A study of alkyl chain conformational changes in self-assembled n-octadecyltrichlorosilane monolayers on fused silica surfaces

The adsorption and conformational changes of n-octadecyltrichlorosilane (OTS) self-assembled monolayers on fused silica surfaces are monitored by a nonlinear optical technique, sum-frequency generation (SFG) spectroscopy, and lateral force microscopy (LFM). The effect of a small amount of water in the OTS deposition solution on the alkyl chain conformation within the resulting OTS monolayers is also investigated. Results show that the alkyl chain conformational changes of OTS films on the surface of fused silica occur in three stages. The initial stage involves OTS adsorption from solution and the beginning of island formation. During this stage, the alkyl chains within the film are almost completely disordered, though a significant increase in surface coverage occurs. The second stage shows dramatic changes in alkyl chain conformation within the film from disordered gauche conformation to an ordered mainly all-trans conformation, while only a small increase in surface coverage occurs.

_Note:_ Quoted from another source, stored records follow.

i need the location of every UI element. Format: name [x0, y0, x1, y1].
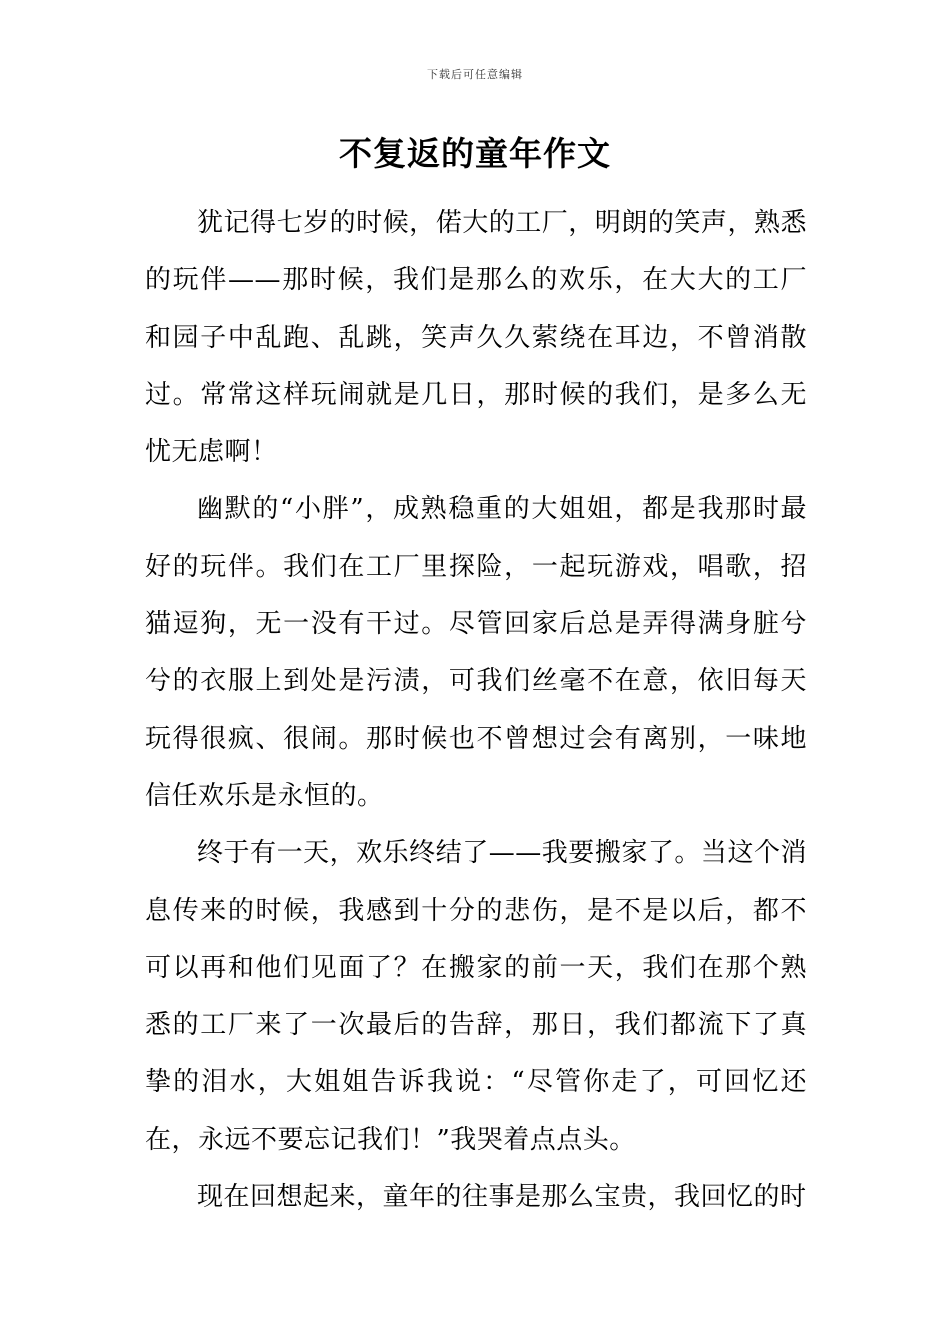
document-body	[145, 195, 807, 1226]
paragraph-1: 犹记得七岁的时候，偌大的工厂，明朗的笑声，熟悉的玩伴——那时候，我们是那么的欢乐，在大大的工厂和园子中乱跑、乱跳，笑声久久萦绕在耳边，不曾消散过。常常这样玩闹就是几日，那时候的我们，是多么无忧无虑啊！	[145, 208, 807, 468]
document-title: 不复返的童年作文	[339, 134, 611, 173]
paragraph-3: 终于有一天，欢乐终结了——我要搬家了。当这个消息传来的时候，我感到十分的悲伤，是不是以后，都不可以再和他们见面了？在搬家的前一天，我们在那个熟悉的工厂来了一次最后的告辞，那日，我们都流下了真挚的泪水，大姐姐告诉我说：“尽管你走了，可回忆还在，永远不要忘记我们！”我哭着点点头。	[145, 838, 807, 1155]
paragraph-4: 现在回想起来，童年的往事是那么宝贵，我回忆的时	[197, 1182, 807, 1213]
header-note: 下载后可任意编辑	[427, 68, 523, 81]
paragraph-2: 幽默的“小胖”，成熟稳重的大姐姐，都是我那时最好的玩伴。我们在工厂里探险，一起玩游戏，唱歌，招猫逗狗，无一没有干过。尽管回家后总是弄得满身脏兮兮的衣服上到处是污渍，可我们丝毫不在意，依旧每天玩得很疯、很闹。那时候也不曾想过会有离别，一味地信任欢乐是永恒的。	[145, 494, 807, 811]
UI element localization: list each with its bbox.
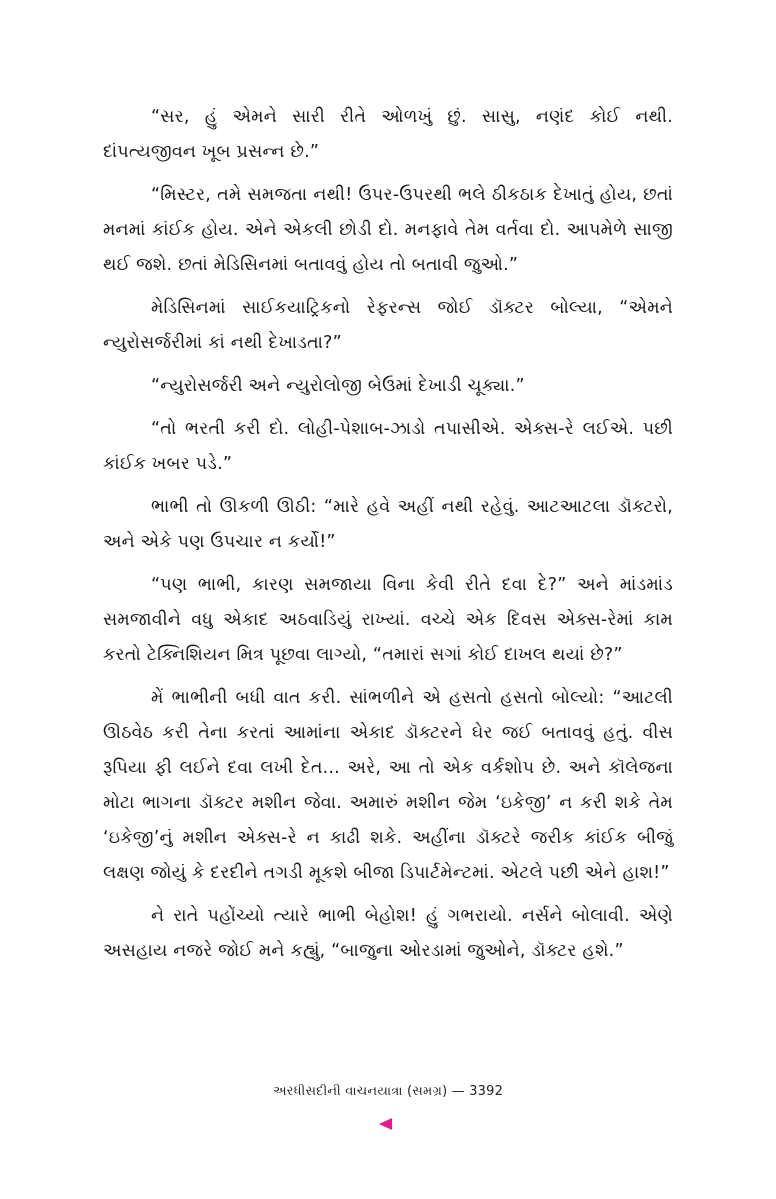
paragraph: “પણ ભાભી, કારણ સમજાયા વિના કેવી રીતે દવા દે?” અને માંડમાંડ સમજાવીને વધુ એકાદ અઠવાડિયું રાખ્યાં. વચ્ચે એક દિવસ એક્સ-રેમાં કામ કરતો ટેક્નિશિયન મિત્ર પૂછવા લાગ્યો, “તમારાં સગાં કોઈ દાખલ થયાં છે?” — [103, 575, 673, 665]
body-text — [103, 100, 673, 977]
paragraph: ને રાતે પહોંચ્યો ત્યારે ભાભી બેહોશ! હું ગભરાયો. નર્સને બોલાવી. એણે અસહાય નજરે જોઈ મને કહ્યું, “બાજુના ઓરડામાં જુઓને, ડૉક્ટર હશે.” — [103, 906, 673, 961]
paragraph: મેડિસિનમાં સાઈકયાટ્રિકનો રેફરન્સ જોઈ ડૉક્ટર બોલ્યા, “એમને ન્યુરોસર્જરીમાં કાં નથી દેખાડતા?” — [103, 298, 673, 353]
paragraph: “ન્યુરોસર્જરી અને ન્યુરોલોજી બેઉમાં દેખાડી ચૂક્યા.” — [151, 376, 525, 396]
previous-page-icon[interactable] — [379, 1118, 392, 1130]
page-footer: અરધીસદીની વાચનયાત્રા (સમગ્ર) — 3392 — [272, 1084, 504, 1099]
paragraph: “મિસ્ટર, તમે સમજતા નથી! ઉપર-ઉપરથી ભલે ઠીકઠાક દેખાતું હોય, છતાં મનમાં કાંઈક હોય. એને એકલી છોડી દો. મનફાવે તેમ વર્તવા દો. આપમેળે સાજી થઈ જશે. છતાં મેડિસિનમાં બતાવવું હોય તો બતાવી જુઓ.” — [103, 185, 673, 275]
paragraph: “સર, હું એમને સારી રીતે ઓળખું છું. સાસુ, નણંદ કોઈ નથી. દાંપત્યજીવન ખૂબ પ્રસન્ન છે.” — [103, 107, 673, 162]
paragraph: ભાભી તો ઊકળી ઊઠી: “મારે હવે અહીં નથી રહેવું. આટઆટલા ડૉક્ટરો, અને એકે પણ ઉપચાર ન કર્યો!” — [103, 497, 673, 552]
paragraph: મેં ભાભીની બધી વાત કરી. સાંભળીને એ હસતો હસતો બોલ્યો: “આટલી ઊઠવેઠ કરી તેના કરતાં આમાંના એકાદ ડૉક્ટરને ઘેર જઈ બતાવવું હતું. વીસ રૂપિયા ફી લઈને દવા લખી દેત... અરે, આ તો એક વર્કશોપ છે. અને કૉલેજના મોટા ભાગના ડૉક્ટર મશીન જેવા. અમારું મશીન જેમ ‘ઇકેજી’ ન કરી શકે તેમ ‘ઇકેજી’નું મશીન એક્સ-રે ન કાઢી શકે. અહીંના ડૉક્ટરે જરીક કાંઈક બીજું લક્ષણ જોયું કે દરદીને તગડી મૂકશે બીજા ડિપાર્ટમેન્ટમાં. એટલે પછી એને હાશ!” — [103, 688, 673, 883]
paragraph: “તો ભરતી કરી દો. લોહી-પેશાબ-ઝાડો તપાસીએ. એક્સ-રે લઈએ. પછી કાંઈક ખબર પડે.” — [103, 419, 673, 474]
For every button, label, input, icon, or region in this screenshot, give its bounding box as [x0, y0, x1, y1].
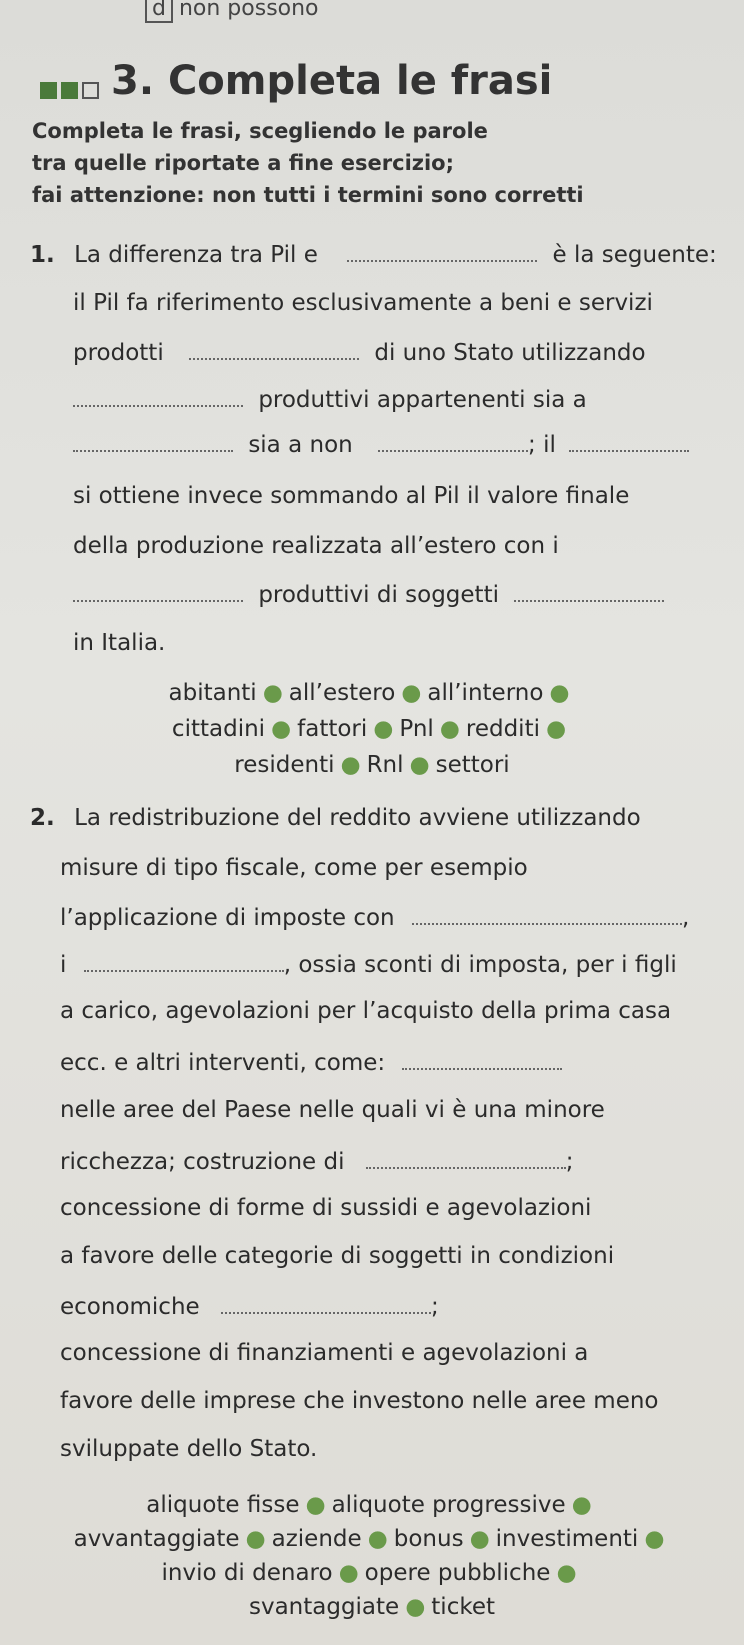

The final stage is a much slower adsorption process. Although the surface coverage increases from 90% to a complete monolayer, only a slight increase in the SFG band intensities is observed during this stage. The early stages of OTS adsorption and the kinetic effect of water in the solvent on the resulting OTS monolayers are also studied by LFM. Island structures are observed, and the correlation of SFG, LFM, and contact angle measurements suggests that both uniform growth (monomer deposition) and island growth (aggregate deposition) occur during the OTS adsorption. The effect that water in the deposition solution has on each of these mechanisms is discussed.